Naqueles  anos tristes de decomposição da República de Weimar as hordas das SA, protegidas pela Polícia do Estado, invadiam estabelecimentos de comércio dos judeus, lares de adversários políticos e, em nome do futuro da Alemanha, saqueavam e matavam, preparando um regime totalitário que foi responsável pela eclosão da Segunda Grande Guerra. Faziam tudo isso com a proteção da Polícia e com a “luz verde” das organizações políticas conservadoras, muitas delas depois também  devastadas ou perseguidas pela besta nazista. Estou me referindo, portanto, a um certo nível de ultrapassagem do rito democrático, quando as forças de segurança do Estado deixam de preservar a sua neutralidade formal e avançam na sua partidarização aberta.

 

Tal avaliação serviria para qualquer “boneco” protegido, porque o fato emblemático deste episódio é a Polícia protegendo uma ação que, claramente, acionada a Justiça pelo ofendido,  poderia ser considerada uma ação delituosa. A presença da Polícia, protegendo atos injuriosos ou difamatórios, abre uma ferida no pacto democrático vigente, porque incita, também,  os inconformados, a exigirem dela um tratamento isonômico, ou seja,  o direito à proteção de atos que realizem contra os seus adversários políticos, com o risco de gerar um espiral de violência que , substitua a política pela ação direta e, finalmente, a disputa pela hegemonia dentro da democracia pela violência sem freios.

 

Agnes Heller, no seu “O Cotidiano e a História”, diz que “os políticos grandes e vitoriosos foram sempre aqueles cujas representações da própria classe ou nação e até mesmo dos (seus)  inimigos mantiveram-se isentas de preconceitos”, por isso puderam ver com clareza o que deveriam e poderiam fazer, em defesa da sua classe, do seu país ou do que imaginavam ser o melhor para todo o povo.

 

Os que observam os outros somente através de um sistema de preconceitos, por exemplo, achando “que o seu opositor” é invariavelmente “um covarde”, ou que permanecerá eternamente acuado, mais dia menos dia será derrotado.

 

Estas pessoas não conseguem  nunca compreender as reservas de dignidade humana que todas as pessoas possuem, independentemente da sua ideologia e das adversidades que enfrentam em algum momento.

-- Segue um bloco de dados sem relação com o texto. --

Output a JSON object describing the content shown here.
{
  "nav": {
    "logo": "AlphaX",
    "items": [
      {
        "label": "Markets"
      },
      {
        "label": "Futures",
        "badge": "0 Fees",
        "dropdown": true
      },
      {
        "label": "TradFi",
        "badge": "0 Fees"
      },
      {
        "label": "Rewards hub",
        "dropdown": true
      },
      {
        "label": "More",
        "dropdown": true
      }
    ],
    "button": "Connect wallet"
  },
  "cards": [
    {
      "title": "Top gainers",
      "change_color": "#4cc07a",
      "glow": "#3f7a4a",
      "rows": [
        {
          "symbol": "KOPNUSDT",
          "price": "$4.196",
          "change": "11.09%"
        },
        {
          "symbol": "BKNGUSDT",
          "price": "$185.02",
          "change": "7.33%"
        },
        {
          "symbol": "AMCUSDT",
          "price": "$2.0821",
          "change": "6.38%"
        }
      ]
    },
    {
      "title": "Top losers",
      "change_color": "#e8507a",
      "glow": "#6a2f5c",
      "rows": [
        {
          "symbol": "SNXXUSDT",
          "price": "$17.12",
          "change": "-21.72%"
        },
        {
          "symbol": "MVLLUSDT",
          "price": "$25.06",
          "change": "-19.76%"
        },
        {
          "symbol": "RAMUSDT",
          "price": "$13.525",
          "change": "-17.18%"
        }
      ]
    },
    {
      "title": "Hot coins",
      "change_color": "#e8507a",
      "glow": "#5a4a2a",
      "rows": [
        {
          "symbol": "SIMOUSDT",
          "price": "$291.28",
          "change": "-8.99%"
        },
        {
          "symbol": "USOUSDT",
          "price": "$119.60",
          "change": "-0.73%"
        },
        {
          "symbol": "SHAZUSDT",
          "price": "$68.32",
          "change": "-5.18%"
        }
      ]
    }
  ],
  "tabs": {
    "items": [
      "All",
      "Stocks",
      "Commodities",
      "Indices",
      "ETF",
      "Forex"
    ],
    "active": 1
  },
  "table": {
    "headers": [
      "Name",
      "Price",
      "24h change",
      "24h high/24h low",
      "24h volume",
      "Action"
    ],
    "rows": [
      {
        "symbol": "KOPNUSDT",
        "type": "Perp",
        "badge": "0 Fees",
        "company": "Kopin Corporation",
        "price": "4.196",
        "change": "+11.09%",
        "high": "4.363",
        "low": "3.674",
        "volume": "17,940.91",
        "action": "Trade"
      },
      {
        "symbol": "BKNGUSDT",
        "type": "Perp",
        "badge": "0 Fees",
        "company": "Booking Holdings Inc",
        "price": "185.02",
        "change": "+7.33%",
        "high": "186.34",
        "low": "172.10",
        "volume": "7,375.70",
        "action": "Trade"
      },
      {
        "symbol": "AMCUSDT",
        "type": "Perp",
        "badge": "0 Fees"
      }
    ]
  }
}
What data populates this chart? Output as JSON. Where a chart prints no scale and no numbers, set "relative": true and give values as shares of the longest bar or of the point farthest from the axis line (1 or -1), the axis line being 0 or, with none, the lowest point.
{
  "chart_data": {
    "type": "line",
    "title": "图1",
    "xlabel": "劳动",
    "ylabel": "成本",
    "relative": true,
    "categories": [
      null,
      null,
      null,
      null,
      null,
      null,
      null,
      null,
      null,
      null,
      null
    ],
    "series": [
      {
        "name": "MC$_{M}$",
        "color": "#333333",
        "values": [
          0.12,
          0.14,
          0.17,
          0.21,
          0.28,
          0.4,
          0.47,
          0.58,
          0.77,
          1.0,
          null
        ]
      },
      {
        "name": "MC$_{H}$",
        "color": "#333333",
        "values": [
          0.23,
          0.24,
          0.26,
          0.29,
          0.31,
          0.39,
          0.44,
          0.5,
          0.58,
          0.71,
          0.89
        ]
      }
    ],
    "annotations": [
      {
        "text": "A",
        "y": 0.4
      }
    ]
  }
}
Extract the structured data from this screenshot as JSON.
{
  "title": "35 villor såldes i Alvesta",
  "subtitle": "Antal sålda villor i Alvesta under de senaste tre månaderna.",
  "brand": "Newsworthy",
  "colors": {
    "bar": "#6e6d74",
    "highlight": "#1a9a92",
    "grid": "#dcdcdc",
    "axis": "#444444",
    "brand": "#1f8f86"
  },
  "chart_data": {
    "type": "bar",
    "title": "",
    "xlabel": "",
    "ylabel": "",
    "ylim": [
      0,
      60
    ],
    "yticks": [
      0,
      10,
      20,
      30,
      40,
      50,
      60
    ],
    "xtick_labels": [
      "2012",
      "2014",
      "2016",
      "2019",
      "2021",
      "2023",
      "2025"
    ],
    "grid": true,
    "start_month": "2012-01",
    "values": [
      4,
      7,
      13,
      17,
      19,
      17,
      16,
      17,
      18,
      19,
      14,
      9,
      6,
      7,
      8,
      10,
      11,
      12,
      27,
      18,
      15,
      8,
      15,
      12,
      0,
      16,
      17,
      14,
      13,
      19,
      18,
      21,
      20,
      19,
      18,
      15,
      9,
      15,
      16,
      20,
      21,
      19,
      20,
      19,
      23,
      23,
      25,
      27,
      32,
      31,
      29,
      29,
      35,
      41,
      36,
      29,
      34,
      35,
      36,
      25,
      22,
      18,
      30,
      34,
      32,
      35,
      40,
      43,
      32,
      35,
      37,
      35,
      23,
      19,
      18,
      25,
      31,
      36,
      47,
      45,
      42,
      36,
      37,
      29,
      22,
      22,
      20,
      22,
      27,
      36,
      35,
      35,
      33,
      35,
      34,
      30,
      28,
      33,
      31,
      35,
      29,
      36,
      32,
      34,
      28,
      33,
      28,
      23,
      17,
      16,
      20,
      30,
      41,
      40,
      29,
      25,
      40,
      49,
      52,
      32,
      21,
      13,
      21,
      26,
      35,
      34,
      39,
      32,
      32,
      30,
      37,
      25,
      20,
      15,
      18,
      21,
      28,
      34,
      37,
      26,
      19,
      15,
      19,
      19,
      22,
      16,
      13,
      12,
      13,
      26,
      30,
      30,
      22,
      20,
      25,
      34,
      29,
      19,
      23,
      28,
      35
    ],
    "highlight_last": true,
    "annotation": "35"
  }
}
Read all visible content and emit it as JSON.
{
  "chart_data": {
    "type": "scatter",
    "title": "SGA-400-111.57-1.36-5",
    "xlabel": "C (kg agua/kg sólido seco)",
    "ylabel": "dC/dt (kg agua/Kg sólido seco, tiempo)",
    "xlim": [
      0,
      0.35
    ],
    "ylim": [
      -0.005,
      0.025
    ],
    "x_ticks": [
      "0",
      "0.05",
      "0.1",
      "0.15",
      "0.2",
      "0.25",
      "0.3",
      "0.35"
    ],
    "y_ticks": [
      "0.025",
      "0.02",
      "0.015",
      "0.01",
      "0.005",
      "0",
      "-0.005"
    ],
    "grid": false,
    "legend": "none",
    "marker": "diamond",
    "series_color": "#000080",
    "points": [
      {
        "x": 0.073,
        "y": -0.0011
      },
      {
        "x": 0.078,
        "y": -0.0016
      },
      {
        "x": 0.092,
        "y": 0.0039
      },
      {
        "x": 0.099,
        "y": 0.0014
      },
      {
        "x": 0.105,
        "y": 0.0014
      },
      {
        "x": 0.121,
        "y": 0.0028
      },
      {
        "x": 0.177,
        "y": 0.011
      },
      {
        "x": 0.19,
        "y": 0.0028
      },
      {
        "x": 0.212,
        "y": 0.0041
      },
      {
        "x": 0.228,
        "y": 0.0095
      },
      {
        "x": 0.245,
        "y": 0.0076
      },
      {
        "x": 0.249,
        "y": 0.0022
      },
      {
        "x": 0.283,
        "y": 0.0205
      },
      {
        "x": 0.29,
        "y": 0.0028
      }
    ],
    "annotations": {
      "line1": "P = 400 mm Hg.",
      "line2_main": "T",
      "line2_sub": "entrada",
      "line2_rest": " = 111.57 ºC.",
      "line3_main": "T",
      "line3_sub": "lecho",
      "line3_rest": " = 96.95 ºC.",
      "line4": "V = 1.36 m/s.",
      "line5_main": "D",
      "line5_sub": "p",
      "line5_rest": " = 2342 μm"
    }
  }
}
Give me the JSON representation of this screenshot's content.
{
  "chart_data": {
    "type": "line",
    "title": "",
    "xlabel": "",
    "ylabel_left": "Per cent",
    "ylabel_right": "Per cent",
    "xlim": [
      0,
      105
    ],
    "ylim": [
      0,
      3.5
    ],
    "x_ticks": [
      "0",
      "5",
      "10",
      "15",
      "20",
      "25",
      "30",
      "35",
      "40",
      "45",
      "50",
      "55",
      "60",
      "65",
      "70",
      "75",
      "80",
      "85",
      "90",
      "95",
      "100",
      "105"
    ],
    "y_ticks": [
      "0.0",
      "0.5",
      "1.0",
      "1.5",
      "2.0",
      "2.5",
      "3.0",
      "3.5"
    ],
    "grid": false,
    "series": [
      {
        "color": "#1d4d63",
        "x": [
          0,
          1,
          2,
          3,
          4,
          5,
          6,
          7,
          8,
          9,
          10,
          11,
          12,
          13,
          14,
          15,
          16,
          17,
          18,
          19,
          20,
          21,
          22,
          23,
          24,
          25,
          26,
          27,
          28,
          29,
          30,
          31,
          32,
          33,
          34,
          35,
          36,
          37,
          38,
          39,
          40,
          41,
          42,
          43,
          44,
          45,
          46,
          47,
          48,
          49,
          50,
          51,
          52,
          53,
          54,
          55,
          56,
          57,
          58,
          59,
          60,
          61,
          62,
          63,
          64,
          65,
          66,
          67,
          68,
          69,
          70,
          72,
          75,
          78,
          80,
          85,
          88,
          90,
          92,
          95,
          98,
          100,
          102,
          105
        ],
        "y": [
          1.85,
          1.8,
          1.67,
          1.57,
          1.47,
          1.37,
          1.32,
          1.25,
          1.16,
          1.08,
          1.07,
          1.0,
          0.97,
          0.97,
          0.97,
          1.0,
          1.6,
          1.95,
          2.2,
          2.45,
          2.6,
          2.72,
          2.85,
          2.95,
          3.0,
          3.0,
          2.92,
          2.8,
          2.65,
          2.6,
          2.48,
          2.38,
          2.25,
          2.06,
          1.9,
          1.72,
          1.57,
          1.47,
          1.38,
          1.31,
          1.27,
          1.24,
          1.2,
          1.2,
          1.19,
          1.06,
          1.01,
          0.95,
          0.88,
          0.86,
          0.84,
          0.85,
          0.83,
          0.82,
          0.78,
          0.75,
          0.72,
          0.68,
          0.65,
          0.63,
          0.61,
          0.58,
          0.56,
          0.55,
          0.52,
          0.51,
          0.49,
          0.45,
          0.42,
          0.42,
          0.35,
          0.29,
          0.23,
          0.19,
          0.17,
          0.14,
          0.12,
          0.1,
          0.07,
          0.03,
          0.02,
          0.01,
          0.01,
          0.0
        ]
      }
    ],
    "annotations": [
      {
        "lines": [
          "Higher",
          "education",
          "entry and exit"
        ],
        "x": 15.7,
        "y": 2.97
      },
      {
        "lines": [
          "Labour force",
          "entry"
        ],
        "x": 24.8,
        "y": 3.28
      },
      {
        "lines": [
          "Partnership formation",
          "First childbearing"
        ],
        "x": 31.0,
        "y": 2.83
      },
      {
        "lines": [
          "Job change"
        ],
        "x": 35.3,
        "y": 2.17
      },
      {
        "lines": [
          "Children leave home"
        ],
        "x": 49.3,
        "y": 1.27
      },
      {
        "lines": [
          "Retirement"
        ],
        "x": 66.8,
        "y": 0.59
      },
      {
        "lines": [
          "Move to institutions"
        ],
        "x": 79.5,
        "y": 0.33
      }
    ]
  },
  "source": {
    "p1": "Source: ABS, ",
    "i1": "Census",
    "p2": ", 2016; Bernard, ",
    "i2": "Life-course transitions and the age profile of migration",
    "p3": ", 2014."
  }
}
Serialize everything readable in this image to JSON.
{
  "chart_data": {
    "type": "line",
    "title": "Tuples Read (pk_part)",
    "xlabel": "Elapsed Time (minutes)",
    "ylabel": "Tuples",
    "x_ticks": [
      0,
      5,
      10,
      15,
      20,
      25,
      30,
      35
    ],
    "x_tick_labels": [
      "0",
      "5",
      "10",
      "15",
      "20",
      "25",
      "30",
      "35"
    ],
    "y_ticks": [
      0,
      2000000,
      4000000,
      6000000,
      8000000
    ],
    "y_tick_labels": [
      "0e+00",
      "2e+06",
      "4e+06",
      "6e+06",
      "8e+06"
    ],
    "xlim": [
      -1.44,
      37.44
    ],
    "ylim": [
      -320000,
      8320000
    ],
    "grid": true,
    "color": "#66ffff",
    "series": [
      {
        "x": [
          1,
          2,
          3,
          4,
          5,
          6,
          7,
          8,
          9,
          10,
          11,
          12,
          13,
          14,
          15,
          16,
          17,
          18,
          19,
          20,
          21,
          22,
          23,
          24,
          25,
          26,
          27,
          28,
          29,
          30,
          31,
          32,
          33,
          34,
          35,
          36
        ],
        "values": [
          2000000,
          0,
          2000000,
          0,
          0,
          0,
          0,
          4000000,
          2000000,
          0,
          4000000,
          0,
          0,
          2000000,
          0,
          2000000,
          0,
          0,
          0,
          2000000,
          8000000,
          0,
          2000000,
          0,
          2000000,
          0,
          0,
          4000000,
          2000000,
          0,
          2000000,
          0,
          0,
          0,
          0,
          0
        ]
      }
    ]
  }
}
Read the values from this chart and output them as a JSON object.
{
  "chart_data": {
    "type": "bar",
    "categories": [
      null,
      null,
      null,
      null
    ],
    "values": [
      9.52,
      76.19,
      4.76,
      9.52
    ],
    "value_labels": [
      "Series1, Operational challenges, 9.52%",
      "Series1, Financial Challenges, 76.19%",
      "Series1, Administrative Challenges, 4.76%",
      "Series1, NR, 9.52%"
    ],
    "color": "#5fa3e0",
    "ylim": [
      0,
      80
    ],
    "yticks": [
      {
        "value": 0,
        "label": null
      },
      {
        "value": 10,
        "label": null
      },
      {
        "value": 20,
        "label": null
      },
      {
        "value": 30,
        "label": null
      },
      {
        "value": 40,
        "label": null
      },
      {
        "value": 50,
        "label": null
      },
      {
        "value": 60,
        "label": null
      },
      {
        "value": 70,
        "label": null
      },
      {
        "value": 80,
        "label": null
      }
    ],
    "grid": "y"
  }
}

O fascismo, além de ser uma ideologia anti-humanista é, também, uma patologia social, que emerge em determinadas situações históricas, e proteger esta patologia já é um sinal de sintoma totalitário em qualquer Estado.

 

O ataque sistemático que os meios de comunicação dominantes tem feito à esfera da Política  (ironicamente reservando para si a dignidade ética da nação), o novo ciclo de enriquecimento dos mais ricos no ajuste recessivo e “austero” promovido no país e na maioria dos estados federados (v. “Valor” D2, 27 ag.), a semeadura do ódio criminoso contra pessoas e instituições, a falta de negociação política para estabilizar  o país entre as principais lideranças nacionais formam um caldo de cultura facilmente apropriável por qualquer tipo de messianismo, tão simplista e de fácil compreensão “das massas”,  como falso e manipulatório. Se isso prosperar, o resultado é previsível: novo ciclo autoritário e radicalização da violência, Por dentro e por fora do Estado.

 

- Tarso Genro foi governador do Estado do Rio Grande do Sul, prefeito de Porto Alegre, Ministro da Justiça, Ministro da Educação e Ministro das Relações Institucionais do Brasil.